In budget battle, voters are the 'adults in the room'(Read article summary)
Politicians on both extremes think voters want stubborness in the budget battle. They're wrong.
Congress finally broke the impasse over a temporary extension of the payroll tax in 2012, but it remains deadlocked over the big policy changes needed to get our government's finances back on an economically sustainable track. Each side blames the other: Democrats refuse to work with Republicans who are entrenched in a "no new taxes" stance; Republicans counter that Democrats' fondness for "class warfare" policy ideas will kill the economy.
Politicians on the extremes of both sides seem to believe their stubbornness is just what the voters want from them. But they are wrong.
Republicans argue that the federal budget problem is almost entirely a "spending problem" justifying mostly spending-side-only solutions. They claim that any revenue increases, but especially those burdening the richest households, would kill the economy by taking away any incentives for business expansion. The theory is that the "small" businesses owned by millionaire entrepreneurs – labeled by Republicans as the "job creators" of the economy – will reduce hiring if their tax burdens go up.
But National Public Radio's Tamara Keith recently looked for these millionaires who would stop hiring because of higher taxes, and she couldn't locate anyone willing to support that theory – not even when she went to the Republican politicians who are most vocal on that claim.

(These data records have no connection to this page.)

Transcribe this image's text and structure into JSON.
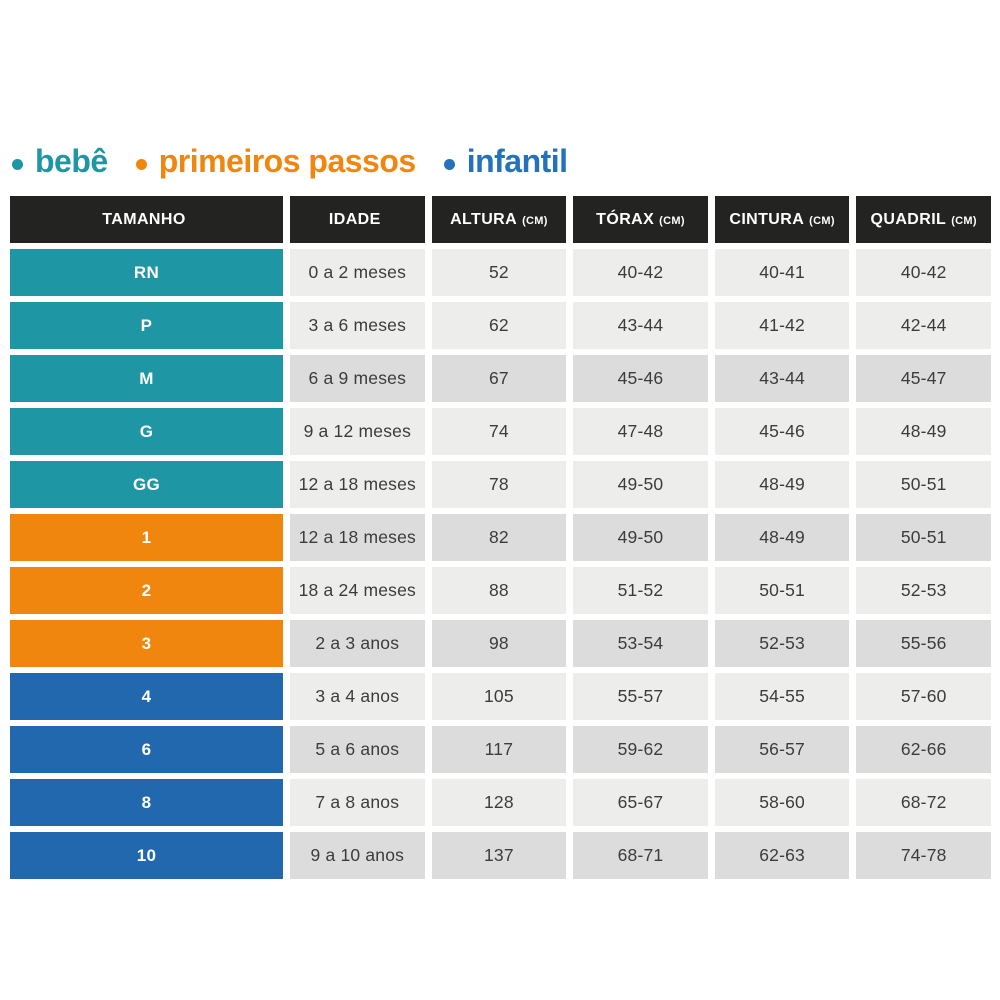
{
  "colors": {
    "header_bg": "#232321",
    "header_text": "#ffffff",
    "cell_light": "#ededec",
    "cell_dark": "#dbdcdb",
    "cell_text": "#3c3c3b",
    "groups": {
      "bebe": "#1e96a4",
      "primeiros_passos": "#f0860e",
      "infantil": "#2268ae"
    }
  },
  "legend": {
    "items": [
      {
        "label": "bebê",
        "color": "#1e96a5"
      },
      {
        "label": "primeiros passos",
        "color": "#f0860e"
      },
      {
        "label": "infantil",
        "color": "#2272bc"
      }
    ]
  },
  "table": {
    "headers": [
      {
        "label": "TAMANHO",
        "unit": ""
      },
      {
        "label": "IDADE",
        "unit": ""
      },
      {
        "label": "ALTURA",
        "unit": "(CM)"
      },
      {
        "label": "TÓRAX",
        "unit": "(CM)"
      },
      {
        "label": "CINTURA",
        "unit": "(CM)"
      },
      {
        "label": "QUADRIL",
        "unit": "(CM)"
      }
    ],
    "rows": [
      {
        "size": "RN",
        "group": "bebe",
        "shade": "light",
        "idade": "0 a 2 meses",
        "altura": "52",
        "torax": "40-42",
        "cintura": "40-41",
        "quadril": "40-42"
      },
      {
        "size": "P",
        "group": "bebe",
        "shade": "light",
        "idade": "3 a 6 meses",
        "altura": "62",
        "torax": "43-44",
        "cintura": "41-42",
        "quadril": "42-44"
      },
      {
        "size": "M",
        "group": "bebe",
        "shade": "dark",
        "idade": "6 a 9 meses",
        "altura": "67",
        "torax": "45-46",
        "cintura": "43-44",
        "quadril": "45-47"
      },
      {
        "size": "G",
        "group": "bebe",
        "shade": "light",
        "idade": "9 a 12 meses",
        "altura": "74",
        "torax": "47-48",
        "cintura": "45-46",
        "quadril": "48-49"
      },
      {
        "size": "GG",
        "group": "bebe",
        "shade": "light",
        "idade": "12 a 18 meses",
        "altura": "78",
        "torax": "49-50",
        "cintura": "48-49",
        "quadril": "50-51"
      },
      {
        "size": "1",
        "group": "primeiros_passos",
        "shade": "dark",
        "idade": "12 a 18 meses",
        "altura": "82",
        "torax": "49-50",
        "cintura": "48-49",
        "quadril": "50-51"
      },
      {
        "size": "2",
        "group": "primeiros_passos",
        "shade": "light",
        "idade": "18 a 24 meses",
        "altura": "88",
        "torax": "51-52",
        "cintura": "50-51",
        "quadril": "52-53"
      },
      {
        "size": "3",
        "group": "primeiros_passos",
        "shade": "dark",
        "idade": "2 a 3 anos",
        "altura": "98",
        "torax": "53-54",
        "cintura": "52-53",
        "quadril": "55-56"
      },
      {
        "size": "4",
        "group": "infantil",
        "shade": "light",
        "idade": "3 a 4 anos",
        "altura": "105",
        "torax": "55-57",
        "cintura": "54-55",
        "quadril": "57-60"
      },
      {
        "size": "6",
        "group": "infantil",
        "shade": "dark",
        "idade": "5 a 6 anos",
        "altura": "117",
        "torax": "59-62",
        "cintura": "56-57",
        "quadril": "62-66"
      },
      {
        "size": "8",
        "group": "infantil",
        "shade": "light",
        "idade": "7 a 8 anos",
        "altura": "128",
        "torax": "65-67",
        "cintura": "58-60",
        "quadril": "68-72"
      },
      {
        "size": "10",
        "group": "infantil",
        "shade": "dark",
        "idade": "9 a 10 anos",
        "altura": "137",
        "torax": "68-71",
        "cintura": "62-63",
        "quadril": "74-78"
      }
    ]
  },
  "chart_data": {
    "type": "table",
    "title": "",
    "legend": [
      "bebê",
      "primeiros passos",
      "infantil"
    ],
    "columns": [
      "TAMANHO",
      "IDADE",
      "ALTURA (CM)",
      "TÓRAX (CM)",
      "CINTURA (CM)",
      "QUADRIL (CM)"
    ],
    "rows": [
      [
        "RN",
        "0 a 2 meses",
        "52",
        "40-42",
        "40-41",
        "40-42"
      ],
      [
        "P",
        "3 a 6 meses",
        "62",
        "43-44",
        "41-42",
        "42-44"
      ],
      [
        "M",
        "6 a 9 meses",
        "67",
        "45-46",
        "43-44",
        "45-47"
      ],
      [
        "G",
        "9 a 12 meses",
        "74",
        "47-48",
        "45-46",
        "48-49"
      ],
      [
        "GG",
        "12 a 18 meses",
        "78",
        "49-50",
        "48-49",
        "50-51"
      ],
      [
        "1",
        "12 a 18 meses",
        "82",
        "49-50",
        "48-49",
        "50-51"
      ],
      [
        "2",
        "18 a 24 meses",
        "88",
        "51-52",
        "50-51",
        "52-53"
      ],
      [
        "3",
        "2 a 3 anos",
        "98",
        "53-54",
        "52-53",
        "55-56"
      ],
      [
        "4",
        "3 a 4 anos",
        "105",
        "55-57",
        "54-55",
        "57-60"
      ],
      [
        "6",
        "5 a 6 anos",
        "117",
        "59-62",
        "56-57",
        "62-66"
      ],
      [
        "8",
        "7 a 8 anos",
        "128",
        "65-67",
        "58-60",
        "68-72"
      ],
      [
        "10",
        "9 a 10 anos",
        "137",
        "68-71",
        "62-63",
        "74-78"
      ]
    ],
    "row_groups": [
      "bebê",
      "bebê",
      "bebê",
      "bebê",
      "bebê",
      "primeiros passos",
      "primeiros passos",
      "primeiros passos",
      "infantil",
      "infantil",
      "infantil",
      "infantil"
    ]
  }
}
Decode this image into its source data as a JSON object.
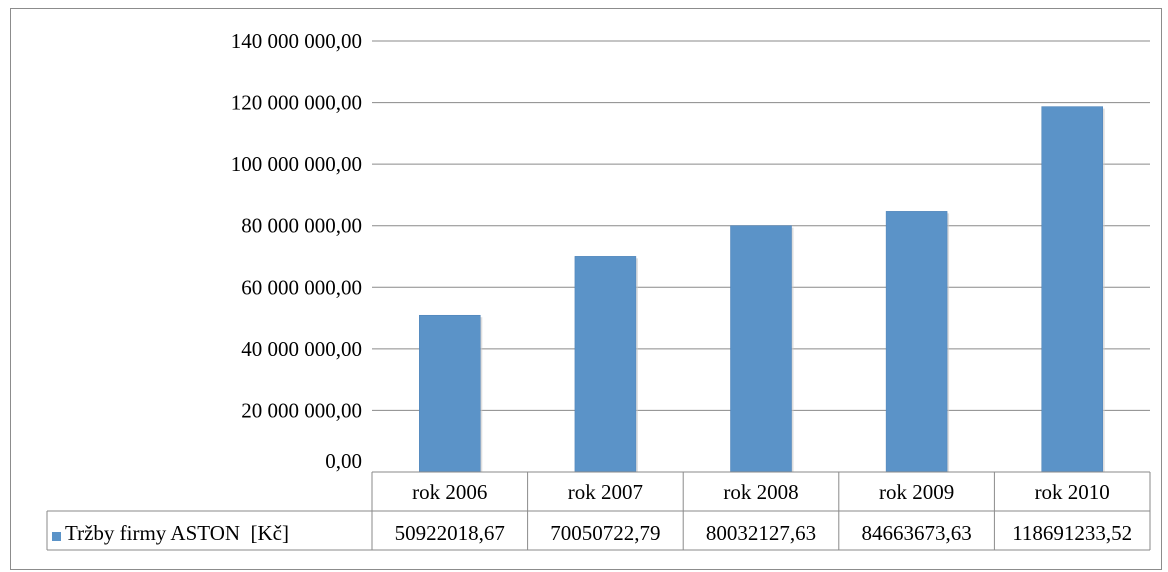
{
  "chart_data": {
    "type": "bar",
    "title": "",
    "xlabel": "",
    "ylabel": "",
    "categories": [
      "rok 2006",
      "rok 2007",
      "rok 2008",
      "rok 2009",
      "rok 2010"
    ],
    "series": [
      {
        "name": "Tržby firmy ASTON  [Kč]",
        "values": [
          50922018.67,
          70050722.79,
          80032127.63,
          84663673.63,
          118691233.52
        ],
        "value_labels": [
          "50922018,67",
          "70050722,79",
          "80032127,63",
          "84663673,63",
          "118691233,52"
        ],
        "color": "#5B93C8"
      }
    ],
    "ylim": [
      0,
      140000000
    ],
    "y_ticks": [
      0,
      20000000,
      40000000,
      60000000,
      80000000,
      100000000,
      120000000,
      140000000
    ],
    "y_tick_labels": [
      "0,00",
      "20 000 000,00",
      "40 000 000,00",
      "60 000 000,00",
      "80 000 000,00",
      "100 000 000,00",
      "120 000 000,00",
      "140 000 000,00"
    ],
    "grid": true,
    "legend": "data table"
  }
}
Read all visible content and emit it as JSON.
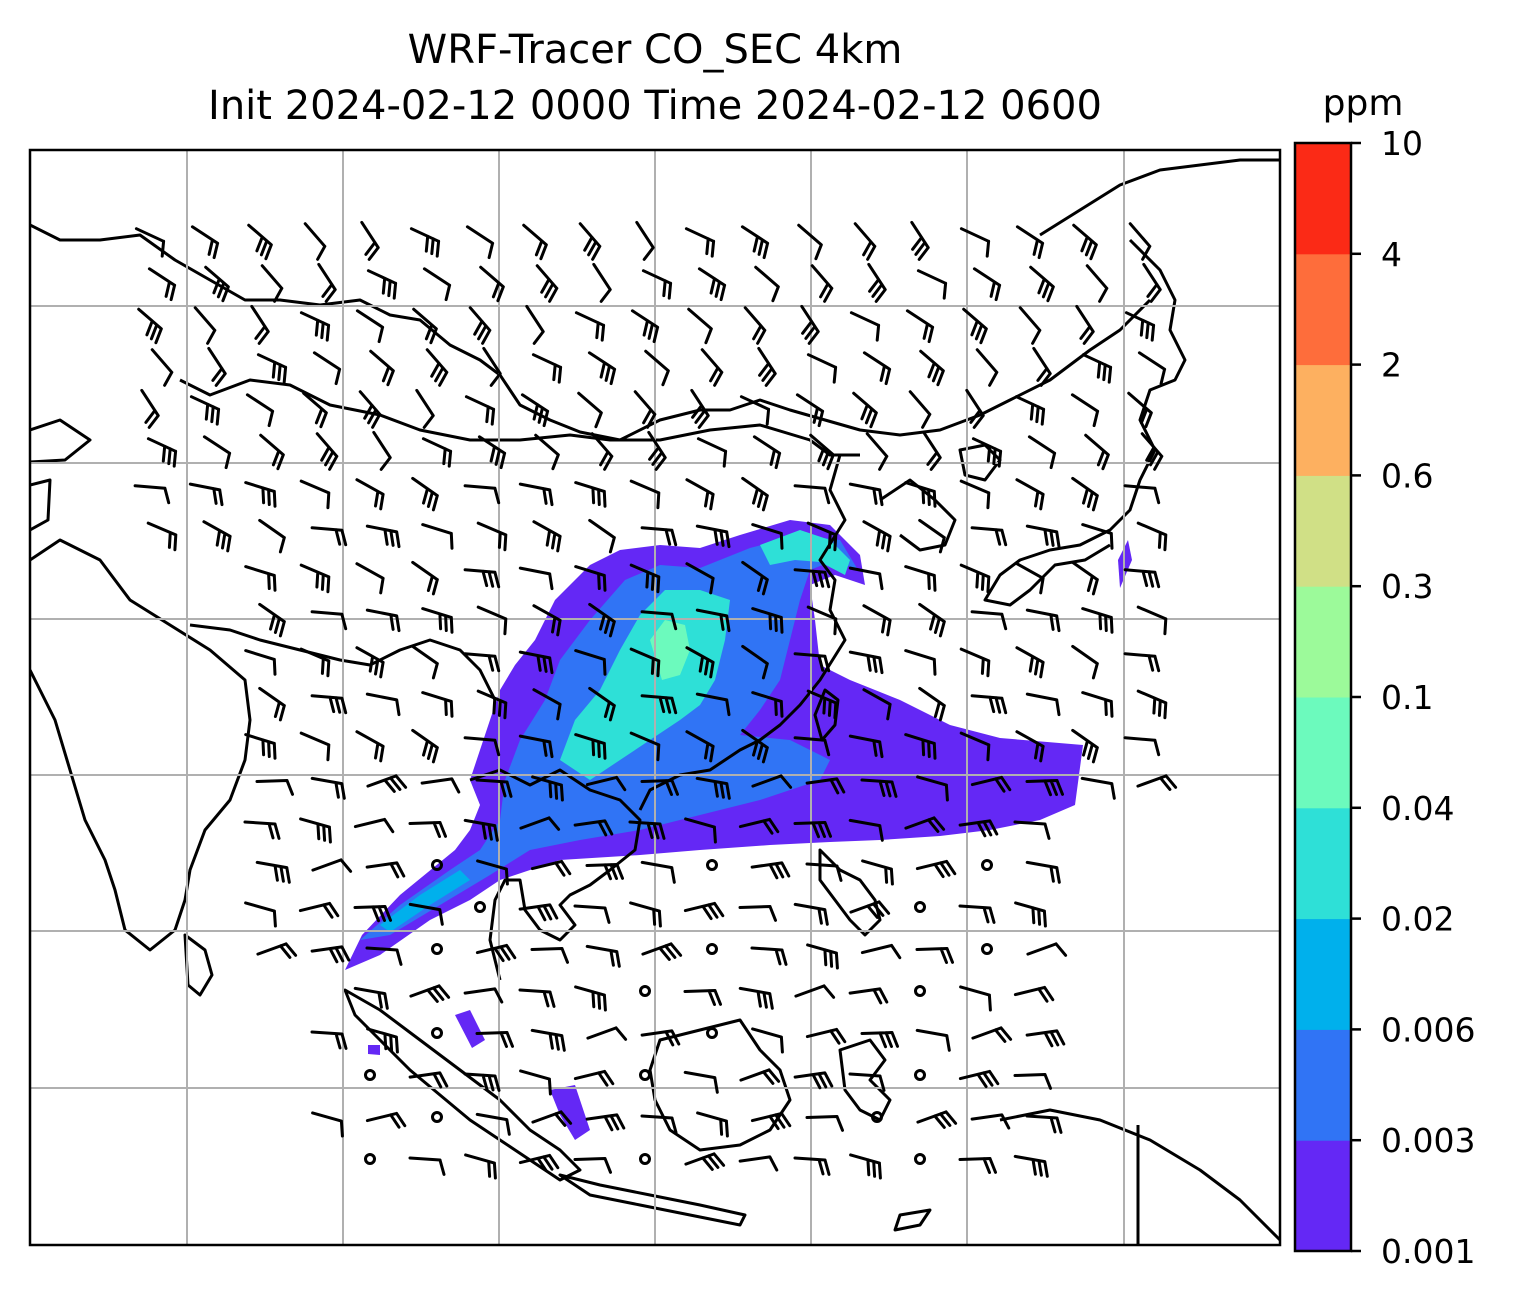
{
  "title": {
    "line1": "WRF-Tracer CO_SEC 4km",
    "line2": "Init 2024-02-12 0000 Time 2024-02-12 0600"
  },
  "colorbar": {
    "unit": "ppm",
    "levels": [
      "0.001",
      "0.003",
      "0.006",
      "0.02",
      "0.04",
      "0.1",
      "0.3",
      "0.6",
      "2",
      "4",
      "10"
    ],
    "colors": [
      "#6428f5",
      "#3074f5",
      "#00b0ec",
      "#2ee0d7",
      "#6cfabd",
      "#9cfa9a",
      "#d0e086",
      "#fdb060",
      "#fe6d3b",
      "#fb2a16"
    ]
  },
  "map": {
    "variable": "CO_SEC",
    "field_colors": {
      "low": "#6428f5",
      "mid": "#3074f5",
      "high": "#2ee0d7",
      "peak": "#6cfabd"
    },
    "gridlines": true,
    "coastlines": true,
    "wind_barbs": true
  }
}
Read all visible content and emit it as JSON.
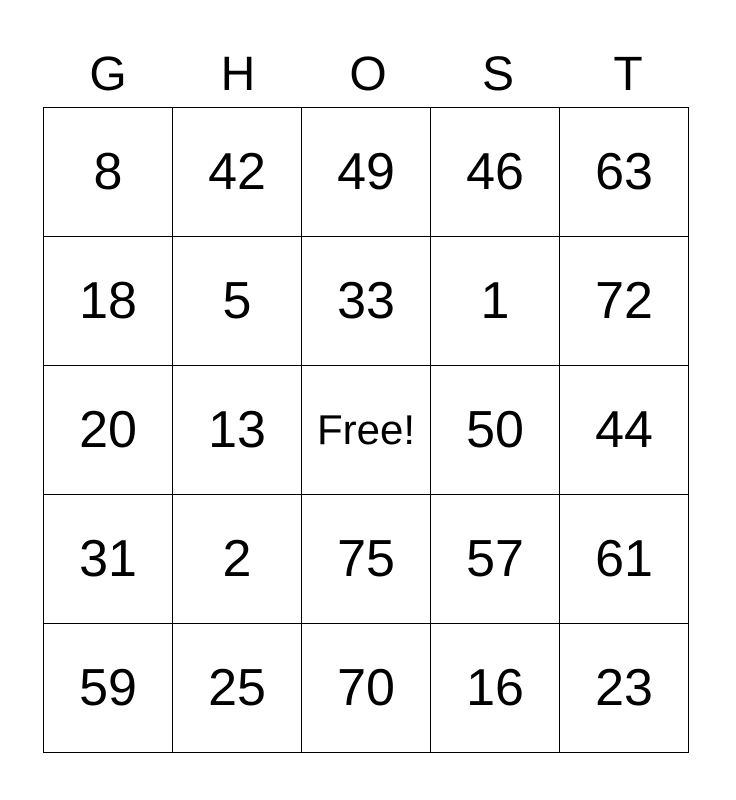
{
  "header": [
    "G",
    "H",
    "O",
    "S",
    "T"
  ],
  "rows": [
    [
      "8",
      "42",
      "49",
      "46",
      "63"
    ],
    [
      "18",
      "5",
      "33",
      "1",
      "72"
    ],
    [
      "20",
      "13",
      "Free!",
      "50",
      "44"
    ],
    [
      "31",
      "2",
      "75",
      "57",
      "61"
    ],
    [
      "59",
      "25",
      "70",
      "16",
      "23"
    ]
  ]
}
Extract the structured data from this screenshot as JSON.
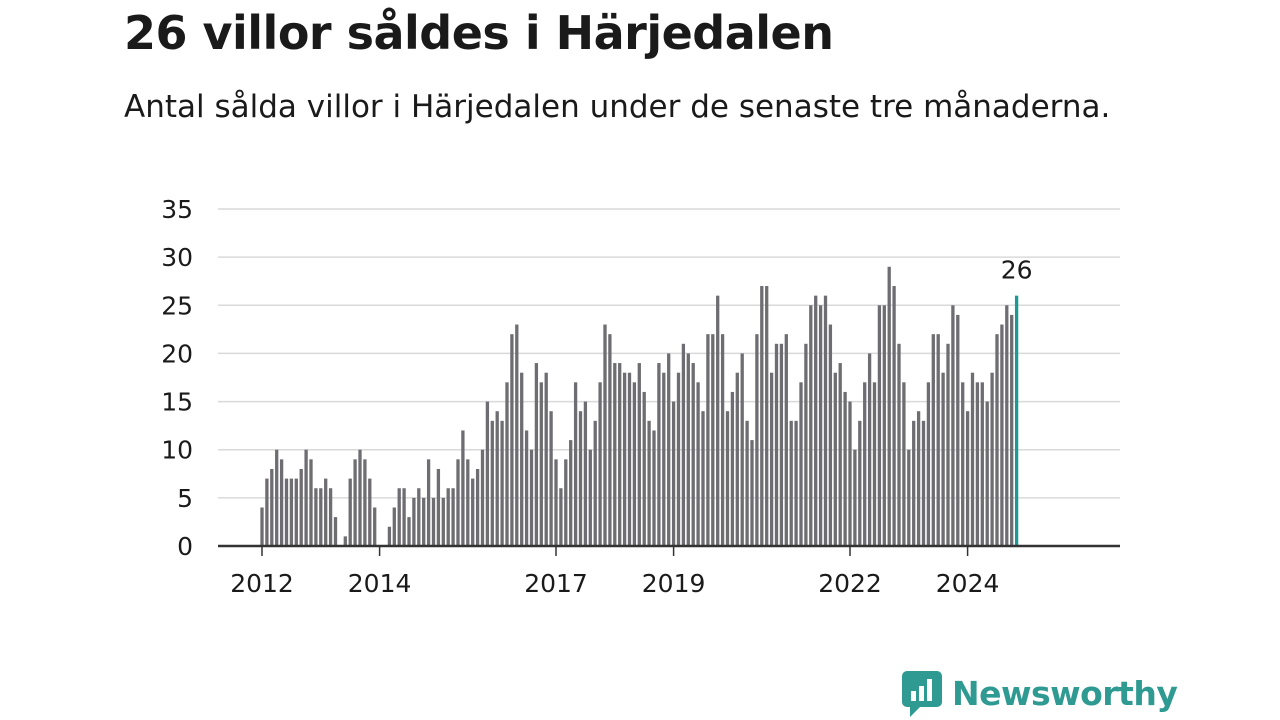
{
  "header": {
    "title": "26 villor såldes i Härjedalen",
    "subtitle": "Antal sålda villor i Härjedalen under de senaste tre månaderna."
  },
  "brand": {
    "name": "Newsworthy",
    "color": "#2f9a92",
    "icon": "newsworthy-chart-bubble-icon"
  },
  "colors": {
    "bar": "#6e6d72",
    "highlight": "#1a9a92",
    "grid": "#d9d9d9",
    "axis": "#333333"
  },
  "chart_data": {
    "type": "bar",
    "title": "26 villor såldes i Härjedalen",
    "subtitle": "Antal sålda villor i Härjedalen under de senaste tre månaderna.",
    "xlabel": "",
    "ylabel": "",
    "ylim": [
      0,
      35
    ],
    "yticks": [
      0,
      5,
      10,
      15,
      20,
      25,
      30,
      35
    ],
    "grid": true,
    "frequency": "monthly",
    "start": "2012-01",
    "xticks": [
      {
        "label": "2012",
        "index": 0
      },
      {
        "label": "2014",
        "index": 24
      },
      {
        "label": "2017",
        "index": 60
      },
      {
        "label": "2019",
        "index": 84
      },
      {
        "label": "2022",
        "index": 120
      },
      {
        "label": "2024",
        "index": 144
      }
    ],
    "values": [
      4,
      7,
      8,
      10,
      9,
      7,
      7,
      7,
      8,
      10,
      9,
      6,
      6,
      7,
      6,
      3,
      0,
      1,
      7,
      9,
      10,
      9,
      7,
      4,
      0,
      0,
      2,
      4,
      6,
      6,
      3,
      5,
      6,
      5,
      9,
      5,
      8,
      5,
      6,
      6,
      9,
      12,
      9,
      7,
      8,
      10,
      15,
      13,
      14,
      13,
      17,
      22,
      23,
      18,
      12,
      10,
      19,
      17,
      18,
      14,
      9,
      6,
      9,
      11,
      17,
      14,
      15,
      10,
      13,
      17,
      23,
      22,
      19,
      19,
      18,
      18,
      17,
      19,
      16,
      13,
      12,
      19,
      18,
      20,
      15,
      18,
      21,
      20,
      19,
      17,
      14,
      22,
      22,
      26,
      22,
      14,
      16,
      18,
      20,
      13,
      11,
      22,
      27,
      27,
      18,
      21,
      21,
      22,
      13,
      13,
      17,
      21,
      25,
      26,
      25,
      26,
      23,
      18,
      19,
      16,
      15,
      10,
      13,
      17,
      20,
      17,
      25,
      25,
      29,
      27,
      21,
      17,
      10,
      13,
      14,
      13,
      17,
      22,
      22,
      18,
      21,
      25,
      24,
      17,
      14,
      18,
      17,
      17,
      15,
      18,
      22,
      23,
      25,
      24,
      26
    ],
    "highlight": {
      "index": 154,
      "value": 26,
      "label": "26"
    }
  }
}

So NPR hunted down its own millionaire "job creators" and found some who said that even faced with higher taxes, they would still have an incentive to maximize their profits, expand their businesses accordingly, and yes, keep hiring more workers. As one of these millionaires explained:
"Like any other American, especially a business owner, I want to make as much money as I can and I want to keep as much money in my pocket as I can, but I also believe in the greater good," says Deborah Schwarz, who owns LAC Group, an information management firm with offices nationwide and in London.